What I have noticed is this is not like any other tournament. All formal
lines have been ignored, and all, including the players, the volunteers who
have helped the greensmen clear the links, the crowd who poured out to
cheer the players on, all are there to see it through, including the broadcast
of the plays which went on with the same crazy, wonderful intention to do it all.

These people, all of them, were there and were “becoming what they
had been given to do”.


Now, summer, come on, and we’re ready for whatever you bring !

with love …


It’s been 8 weeks of patient and dedicated recovery, amptly supported by
your notes, calls and gifts of dinner. Thank you from my heart.

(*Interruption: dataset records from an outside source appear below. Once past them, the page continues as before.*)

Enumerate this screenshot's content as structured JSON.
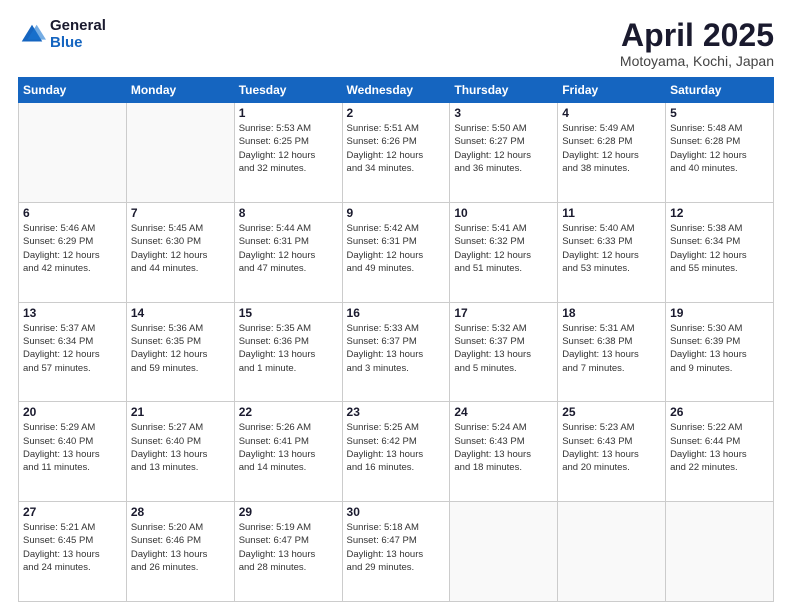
{
  "logo": {
    "general": "General",
    "blue": "Blue"
  },
  "header": {
    "month": "April 2025",
    "location": "Motoyama, Kochi, Japan"
  },
  "weekdays": [
    "Sunday",
    "Monday",
    "Tuesday",
    "Wednesday",
    "Thursday",
    "Friday",
    "Saturday"
  ],
  "weeks": [
    [
      {
        "day": "",
        "info": ""
      },
      {
        "day": "",
        "info": ""
      },
      {
        "day": "1",
        "info": "Sunrise: 5:53 AM\nSunset: 6:25 PM\nDaylight: 12 hours\nand 32 minutes."
      },
      {
        "day": "2",
        "info": "Sunrise: 5:51 AM\nSunset: 6:26 PM\nDaylight: 12 hours\nand 34 minutes."
      },
      {
        "day": "3",
        "info": "Sunrise: 5:50 AM\nSunset: 6:27 PM\nDaylight: 12 hours\nand 36 minutes."
      },
      {
        "day": "4",
        "info": "Sunrise: 5:49 AM\nSunset: 6:28 PM\nDaylight: 12 hours\nand 38 minutes."
      },
      {
        "day": "5",
        "info": "Sunrise: 5:48 AM\nSunset: 6:28 PM\nDaylight: 12 hours\nand 40 minutes."
      }
    ],
    [
      {
        "day": "6",
        "info": "Sunrise: 5:46 AM\nSunset: 6:29 PM\nDaylight: 12 hours\nand 42 minutes."
      },
      {
        "day": "7",
        "info": "Sunrise: 5:45 AM\nSunset: 6:30 PM\nDaylight: 12 hours\nand 44 minutes."
      },
      {
        "day": "8",
        "info": "Sunrise: 5:44 AM\nSunset: 6:31 PM\nDaylight: 12 hours\nand 47 minutes."
      },
      {
        "day": "9",
        "info": "Sunrise: 5:42 AM\nSunset: 6:31 PM\nDaylight: 12 hours\nand 49 minutes."
      },
      {
        "day": "10",
        "info": "Sunrise: 5:41 AM\nSunset: 6:32 PM\nDaylight: 12 hours\nand 51 minutes."
      },
      {
        "day": "11",
        "info": "Sunrise: 5:40 AM\nSunset: 6:33 PM\nDaylight: 12 hours\nand 53 minutes."
      },
      {
        "day": "12",
        "info": "Sunrise: 5:38 AM\nSunset: 6:34 PM\nDaylight: 12 hours\nand 55 minutes."
      }
    ],
    [
      {
        "day": "13",
        "info": "Sunrise: 5:37 AM\nSunset: 6:34 PM\nDaylight: 12 hours\nand 57 minutes."
      },
      {
        "day": "14",
        "info": "Sunrise: 5:36 AM\nSunset: 6:35 PM\nDaylight: 12 hours\nand 59 minutes."
      },
      {
        "day": "15",
        "info": "Sunrise: 5:35 AM\nSunset: 6:36 PM\nDaylight: 13 hours\nand 1 minute."
      },
      {
        "day": "16",
        "info": "Sunrise: 5:33 AM\nSunset: 6:37 PM\nDaylight: 13 hours\nand 3 minutes."
      },
      {
        "day": "17",
        "info": "Sunrise: 5:32 AM\nSunset: 6:37 PM\nDaylight: 13 hours\nand 5 minutes."
      },
      {
        "day": "18",
        "info": "Sunrise: 5:31 AM\nSunset: 6:38 PM\nDaylight: 13 hours\nand 7 minutes."
      },
      {
        "day": "19",
        "info": "Sunrise: 5:30 AM\nSunset: 6:39 PM\nDaylight: 13 hours\nand 9 minutes."
      }
    ],
    [
      {
        "day": "20",
        "info": "Sunrise: 5:29 AM\nSunset: 6:40 PM\nDaylight: 13 hours\nand 11 minutes."
      },
      {
        "day": "21",
        "info": "Sunrise: 5:27 AM\nSunset: 6:40 PM\nDaylight: 13 hours\nand 13 minutes."
      },
      {
        "day": "22",
        "info": "Sunrise: 5:26 AM\nSunset: 6:41 PM\nDaylight: 13 hours\nand 14 minutes."
      },
      {
        "day": "23",
        "info": "Sunrise: 5:25 AM\nSunset: 6:42 PM\nDaylight: 13 hours\nand 16 minutes."
      },
      {
        "day": "24",
        "info": "Sunrise: 5:24 AM\nSunset: 6:43 PM\nDaylight: 13 hours\nand 18 minutes."
      },
      {
        "day": "25",
        "info": "Sunrise: 5:23 AM\nSunset: 6:43 PM\nDaylight: 13 hours\nand 20 minutes."
      },
      {
        "day": "26",
        "info": "Sunrise: 5:22 AM\nSunset: 6:44 PM\nDaylight: 13 hours\nand 22 minutes."
      }
    ],
    [
      {
        "day": "27",
        "info": "Sunrise: 5:21 AM\nSunset: 6:45 PM\nDaylight: 13 hours\nand 24 minutes."
      },
      {
        "day": "28",
        "info": "Sunrise: 5:20 AM\nSunset: 6:46 PM\nDaylight: 13 hours\nand 26 minutes."
      },
      {
        "day": "29",
        "info": "Sunrise: 5:19 AM\nSunset: 6:47 PM\nDaylight: 13 hours\nand 28 minutes."
      },
      {
        "day": "30",
        "info": "Sunrise: 5:18 AM\nSunset: 6:47 PM\nDaylight: 13 hours\nand 29 minutes."
      },
      {
        "day": "",
        "info": ""
      },
      {
        "day": "",
        "info": ""
      },
      {
        "day": "",
        "info": ""
      }
    ]
  ]
}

It feels so good to be poring through poetry again, to sit here and remember
you and start a conversation again. I picked up “River Flow” by David Whyte,
and this is a gentle opening for a new season:


“I awoke
this morning
to the gold light
turning this way
and that

thinking for
a moment
it was one
like any other.

the veil had gone
from my
darkened heart
I thought

it must have been the quiet
candlelight that filled my room,

This is the bright home
in which I live,
this is where
I ask
my friends
to come,
this is where I want
to love all the things
it has taken me so long
to learn to love.

This is the temple
of my adult aloneness
and I belong
to that aloneness
as I belong to my life.

There is no house
like the house of belonging.”


These lines truly express the change that has opened my heart
through the vulnerability of being out of control for a while, during
the surgery.

This contains the many days and nights of consciously enduring
the very slow return of mind and body to health.

This contains my welcome to you to be friends again, to laugh
at our vulnerability and enjoy the freedom to see our paths cross.